The Year We Prefer Not to Repost
But 2016 was not only memes and music.
It was also the year of the National election when the country first took a glance at how quickly virality could be weaponized. Troll farms professionalized disinformation, packaging fear and resentment in the language of relatability. Violence was reframed as discipline, killings recast as justice, and extrajudicial deaths—overwhelmingly borne by the poor—were normalized as collateral for order.
This was not a side effect of the year. It was part of its architecture.
Yet this version of 2016 rarely trends. It does not resurface as easily. Nostalgia renders it inconvenient, easier to scroll past than confront.
Commemoration Without Amnesia
So the question is not whether we should remember 2016. The question is how.
That year revealed the Filipino instinct to make the ordinary—extraordinary. Classrooms and hallways became stages for quick Mannequin Challenges, impromptu dance-offs, or lip-sync battles, captured on shaky iPhone 6s videos that zipped across Facebook groups. Afternoon jeepney rides turned into quick playlist sessions, friends humming along to Aldub’s latest serenade or swapping YouTube covers, earbuds tangled but laughter free.
Even the smallest spaces—milk tea chains, sari-sari stores, barangay streets—became laboratories for jokes, memes, and fleeting moments of connection. On Twitter and Facebook, Tagalog hashtags like #hugot and #relatable threaded communities together, turning playful sarcasm into tiny acts of shared storytelling.

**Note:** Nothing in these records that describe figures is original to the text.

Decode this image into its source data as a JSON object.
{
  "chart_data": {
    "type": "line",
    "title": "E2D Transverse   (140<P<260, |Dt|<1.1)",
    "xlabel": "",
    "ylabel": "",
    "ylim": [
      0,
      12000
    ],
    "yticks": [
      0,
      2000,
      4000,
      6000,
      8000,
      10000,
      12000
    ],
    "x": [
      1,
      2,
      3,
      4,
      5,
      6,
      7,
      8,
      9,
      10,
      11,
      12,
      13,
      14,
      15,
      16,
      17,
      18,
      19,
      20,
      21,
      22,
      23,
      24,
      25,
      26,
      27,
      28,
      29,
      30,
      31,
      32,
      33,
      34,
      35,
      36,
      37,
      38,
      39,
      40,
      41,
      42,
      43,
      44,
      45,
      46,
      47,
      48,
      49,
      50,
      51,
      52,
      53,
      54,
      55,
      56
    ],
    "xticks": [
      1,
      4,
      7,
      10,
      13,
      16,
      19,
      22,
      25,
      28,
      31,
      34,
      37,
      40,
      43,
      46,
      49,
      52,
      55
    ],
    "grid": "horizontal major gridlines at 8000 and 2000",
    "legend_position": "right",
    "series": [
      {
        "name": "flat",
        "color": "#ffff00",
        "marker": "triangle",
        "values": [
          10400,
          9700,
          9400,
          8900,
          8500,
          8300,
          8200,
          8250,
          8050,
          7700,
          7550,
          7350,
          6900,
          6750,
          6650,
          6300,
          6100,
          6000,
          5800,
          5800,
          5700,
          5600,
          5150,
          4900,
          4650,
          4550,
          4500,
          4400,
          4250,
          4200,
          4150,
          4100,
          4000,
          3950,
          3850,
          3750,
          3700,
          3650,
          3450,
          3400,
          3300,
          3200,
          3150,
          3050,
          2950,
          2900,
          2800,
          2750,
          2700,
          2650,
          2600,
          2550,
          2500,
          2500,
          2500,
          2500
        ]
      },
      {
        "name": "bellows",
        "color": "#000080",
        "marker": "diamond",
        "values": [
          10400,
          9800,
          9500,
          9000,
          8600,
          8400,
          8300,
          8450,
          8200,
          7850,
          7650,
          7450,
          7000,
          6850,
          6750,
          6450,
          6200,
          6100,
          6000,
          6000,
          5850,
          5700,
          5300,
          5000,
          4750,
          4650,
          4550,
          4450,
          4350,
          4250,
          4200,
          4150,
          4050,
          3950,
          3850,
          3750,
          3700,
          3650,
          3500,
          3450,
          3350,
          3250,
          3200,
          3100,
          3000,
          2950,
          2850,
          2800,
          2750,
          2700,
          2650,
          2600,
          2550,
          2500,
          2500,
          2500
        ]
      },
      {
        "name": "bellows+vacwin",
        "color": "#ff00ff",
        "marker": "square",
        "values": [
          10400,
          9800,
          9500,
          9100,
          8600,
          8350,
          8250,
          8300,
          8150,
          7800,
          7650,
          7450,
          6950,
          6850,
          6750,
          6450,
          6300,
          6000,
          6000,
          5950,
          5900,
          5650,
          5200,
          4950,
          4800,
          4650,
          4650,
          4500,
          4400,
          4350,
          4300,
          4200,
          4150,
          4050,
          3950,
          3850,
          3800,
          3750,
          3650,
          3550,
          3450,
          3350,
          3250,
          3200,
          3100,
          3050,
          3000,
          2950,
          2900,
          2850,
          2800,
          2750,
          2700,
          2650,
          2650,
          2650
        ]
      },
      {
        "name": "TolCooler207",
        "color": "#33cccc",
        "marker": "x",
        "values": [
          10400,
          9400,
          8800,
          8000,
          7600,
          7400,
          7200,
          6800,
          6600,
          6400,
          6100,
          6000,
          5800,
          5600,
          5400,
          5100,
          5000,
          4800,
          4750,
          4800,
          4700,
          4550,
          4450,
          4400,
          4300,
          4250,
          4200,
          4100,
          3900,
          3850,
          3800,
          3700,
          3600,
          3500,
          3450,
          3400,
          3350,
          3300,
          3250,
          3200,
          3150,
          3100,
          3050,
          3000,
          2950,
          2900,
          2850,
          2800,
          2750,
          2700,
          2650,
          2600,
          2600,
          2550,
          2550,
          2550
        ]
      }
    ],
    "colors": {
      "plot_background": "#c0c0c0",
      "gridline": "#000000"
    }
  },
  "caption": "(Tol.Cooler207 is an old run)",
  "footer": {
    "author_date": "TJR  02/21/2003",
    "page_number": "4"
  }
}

It was a year that celebrated inventiveness not in galleries or stages, but in the everyday, the ways Filipinos found beauty, laughter, and connection in the spaces they already inhabited.
We can revisit the joy without romanticizing the harm. We can replay the songs, laugh at the old jokes, and still acknowledge that the same year deepened class divides and taught the nation how charm could mask control.
Every memory we repost carries context, whether we name it or not. Nostalgia often feels apolitical because it is quiet. But silence has always been one of the loudest positions.
Remembering is not the danger. Forgetting selectively is.
Now, a decade later in 2026, we’ve grown, shifts in algorithms and trends came and went, and we look back not only to reminisce but to learn. Because when nostalgia does all the editing, history returns not as warning, but as comfort—and that is often how it learns to repeat itself.